Method: 942 healthy Eritreans between 18 and 60 years old were included, 331 males and 611 females by use of a DXH500 analyzer. The venous blood sample was collected in a tube containing EDTA anticoagulant for the blood tests. SPSS version 25 statistical software was used for data analysis, P value<0.05 was considered significant. A non-parametric test was used for the determination of upper (97.5th percentile) and lower (2.5th percentile) reference interval limits with 95% CI. The Harris and Boyd Rule was used to determine the need for partitioning of reference intervals based on gender.

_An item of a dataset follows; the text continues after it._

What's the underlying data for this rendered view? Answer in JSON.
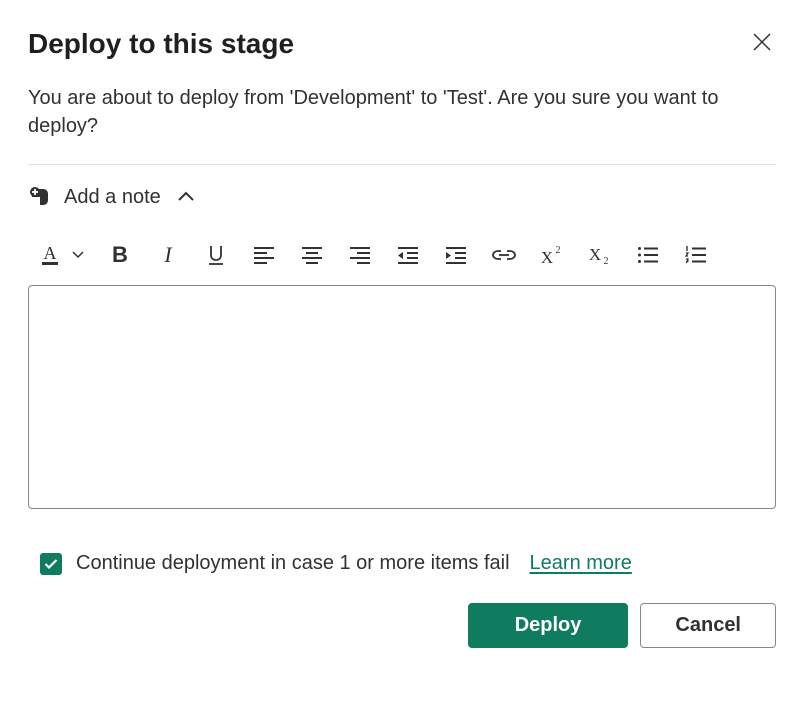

Results: The established 95% reference intervals combined median (2.5th-97.5th percentile) for both males and females were: WBCs: 6.37 (3.02 μL-13.55 μL × 103/μL), Lymph%:39.34 (21.39%-60.54%), Mono%:8.98 (5.18-14.54%), Neut%: 49.13 (16.90%-81.98%), Baso%: 0.22 (0.00%-0.63%), MCV: 87.67 (76.58 fl-97.29 fl), MCH: 27.53 (20.46 pg- 32.70 pg), MCHC: 31.38 (25.20 g/dl-35.30 g/dl, RDW: 14.65 (12.70%-18.60%), PLT: 286.83 (131.62 μL-453.13 μL × 103/ μL) and MPV: 8.92 (7.28 fl-11.01 fl). The parameters that demand separate RI and their respective median (2.5th-97.5th percentile) for males versus females were: Eosin: 3.86 (0.29%-16.68%) versus 1.80 (0.20%-6.73%), RBCs: 5.57 (4.47-7 μL.69 μL × 106/μL) versus 4.97 (3.98 μL-6.38 μL × 106/μL), Hb: 15.28 (11.48 g/dl-17.99 g/dl) versus 13.50 (10.74 g/ dl-16.54 g/dl), and HCT: 48.75 (38.96%-61.17%) versus 43.19 (34.86%-58.60%).
The median of WBCs was significantly higher in females than males, the mean WBCs were lower in people residing at high altitudes compared to those leaving at low altitudes, and the WBC is significantly higher among obese participants. The median Platelet count is significantly higher in females than in males.
Conclusion: The reference intervals established in this study differ from the international one and thus should be used for the interpretation of laboratory results in diagnosis and follow-up in Eritrea. The study showed significant variations in Hb levels, RBCs count, WBCs count, and platelet according to gender, Age, BMI, and physical activity.